Discovering the Ancient City of Ephesus

   Since I am in love with history and archaeology is what I am doing on a daily basis, the fact that I felt in love with Ephesus doesn’t come as a surprise. It lays on the Aegean Coast of Turkey, near the popular coastal resort of Kusadasi. Ephesus is to Turkey what the Colosseum is to Rome and the pyramids are to Egypt.


   The first thing I visited when I arrived there was the church of Mary. It is located in the south stoa of the Olympieion next to the harbor of Ephesus (close to the car parking lot). The church is dated to the early 5th century and some archaeological evidence suggest that the church was built on the ruins of an earlier Roman basilica-like building abandoned around the 3rd century. Mother Mary’s House is said to be the last house where the Virgin Mother lived before Her Assumption.

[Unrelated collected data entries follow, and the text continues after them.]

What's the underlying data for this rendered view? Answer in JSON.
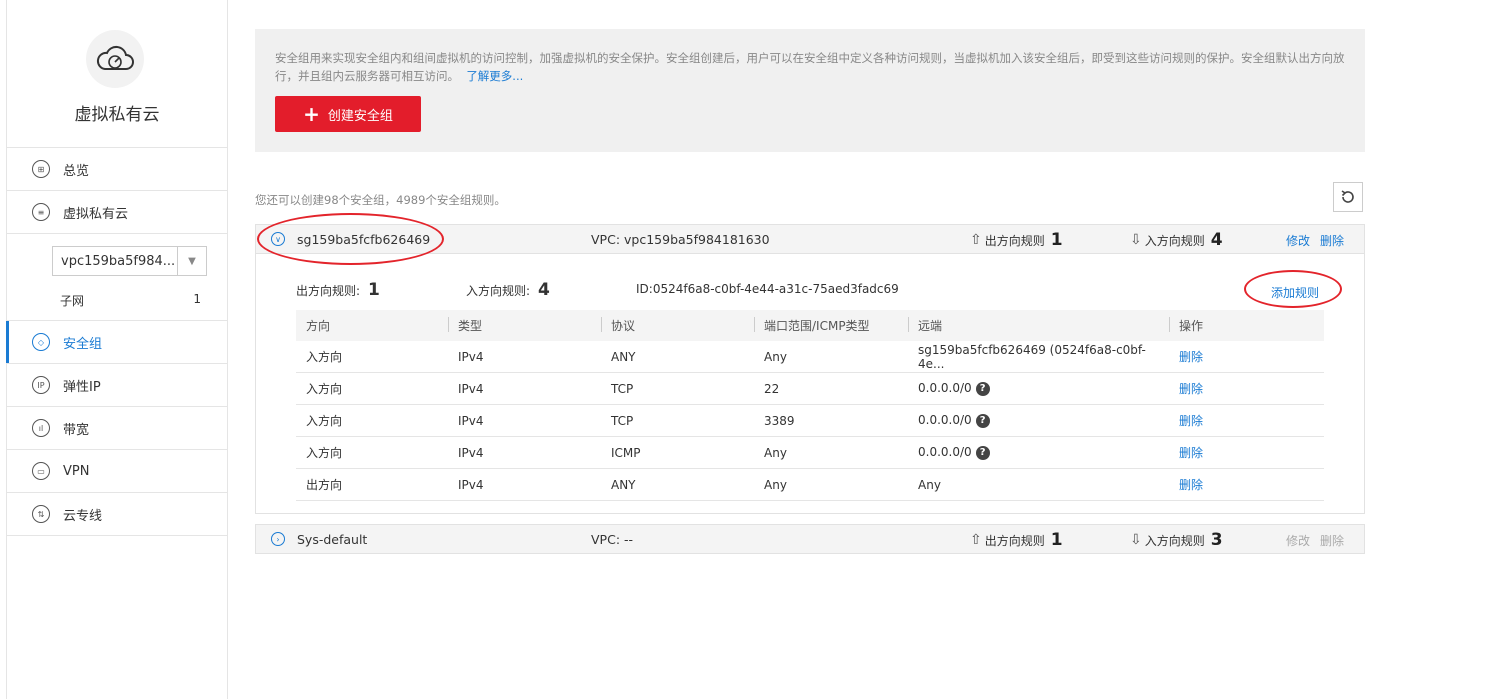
{
  "sidebar": {
    "brand_title": "虚拟私有云",
    "nav": [
      {
        "label": "总览",
        "icon": "overview-icon"
      },
      {
        "label": "虚拟私有云",
        "icon": "list-icon"
      }
    ],
    "vpc_select_value": "vpc159ba5f984...",
    "subnet_label": "子网",
    "subnet_count": "1",
    "nav2": [
      {
        "label": "安全组",
        "icon": "shield-icon",
        "active": true
      },
      {
        "label": "弹性IP",
        "icon": "ip-icon"
      },
      {
        "label": "带宽",
        "icon": "bandwidth-icon"
      },
      {
        "label": "VPN",
        "icon": "vpn-icon"
      },
      {
        "label": "云专线",
        "icon": "direct-connect-icon"
      }
    ]
  },
  "banner": {
    "text": "安全组用来实现安全组内和组间虚拟机的访问控制，加强虚拟机的安全保护。安全组创建后，用户可以在安全组中定义各种访问规则，当虚拟机加入该安全组后，即受到这些访问规则的保护。安全组默认出方向放行，并且组内云服务器可相互访问。",
    "learn_more": "了解更多...",
    "create_button": "创建安全组"
  },
  "quota_text": "您还可以创建98个安全组，4989个安全组规则。",
  "groups": [
    {
      "name": "sg159ba5fcfb626469",
      "vpc": "VPC: vpc159ba5f984181630",
      "out_label": "出方向规则",
      "out_count": "1",
      "in_label": "入方向规则",
      "in_count": "4",
      "edit": "修改",
      "delete": "删除"
    },
    {
      "name": "Sys-default",
      "vpc": "VPC:  --",
      "out_label": "出方向规则",
      "out_count": "1",
      "in_label": "入方向规则",
      "in_count": "3",
      "edit": "修改",
      "delete": "删除"
    }
  ],
  "detail": {
    "out_label": "出方向规则:",
    "out_count": "1",
    "in_label": "入方向规则:",
    "in_count": "4",
    "id": "ID:0524f6a8-c0bf-4e44-a31c-75aed3fadc69",
    "add_rule": "添加规则",
    "columns": [
      "方向",
      "类型",
      "协议",
      "端口范围/ICMP类型",
      "远端",
      "操作"
    ],
    "rows": [
      {
        "direction": "入方向",
        "type": "IPv4",
        "protocol": "ANY",
        "port": "Any",
        "remote": "sg159ba5fcfb626469 (0524f6a8-c0bf-4e...",
        "help": false,
        "action": "删除"
      },
      {
        "direction": "入方向",
        "type": "IPv4",
        "protocol": "TCP",
        "port": "22",
        "remote": "0.0.0.0/0",
        "help": true,
        "action": "删除"
      },
      {
        "direction": "入方向",
        "type": "IPv4",
        "protocol": "TCP",
        "port": "3389",
        "remote": "0.0.0.0/0",
        "help": true,
        "action": "删除"
      },
      {
        "direction": "入方向",
        "type": "IPv4",
        "protocol": "ICMP",
        "port": "Any",
        "remote": "0.0.0.0/0",
        "help": true,
        "action": "删除"
      },
      {
        "direction": "出方向",
        "type": "IPv4",
        "protocol": "ANY",
        "port": "Any",
        "remote": "Any",
        "help": false,
        "action": "删除"
      }
    ]
  },
  "help_glyph": "?",
  "colors": {
    "accent": "#1a7bd3",
    "danger": "#e31d2b",
    "annotation": "#e3242b"
  }
}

   The next stop was The Magnesian Gate also referred to as the south gate. There are people who say it’s the best to start here and make your way down to the north gate, a thing with which I tend to agree.


   Everything you will see around you is impressive and one of the most beautiful things are the massive columns. Some of them are broken, some were well restored, but nonetheless, they are beautiful. There are columns elevated on pedestals, ones that are 13 m high, columns with capitals that are works of art.





   The city has a very diverse timeline but historians have dated the first signs of habitation back to the 10th century BC. It flourished after it came under the control of the Romans in the second century BC. Also, Ephesus is mentioned in the Bible and it is known as being one of the seven churches of Revelation which were seven major churches of Early Christianity. You don’t have to associate the modern concept of a church to these ones but to see them as local congregations of Christians living in each city, and not merely as the buildings in which they gathered for worship.

   Walking around the site you will be able to see places such as the Library of Celsus, The Temple of Artemis known as being one of the Seven Wonders of the Ancient World, the  Temple of Hadrian, the public latrines or the brothel. Aamazing architecture will surround you all over the place and last but not least, you will meet the citizens of Ephesus – the cats.

   These are the approximate prices but as far as I know, you can pay only in Turkish lira.

Ephesus: 10.5 euro per person
House of Mary: 7 Euro per person
Terrace Houses: 5.5 Euro per person
Basilica of St. John: 3 euro per person
Archeological Museum of Ephesus: 3 Euro per person

   Note: If you are going during summer make sure you don’t forget to bring a bottle of water since you will have to walk around for a couple of hours.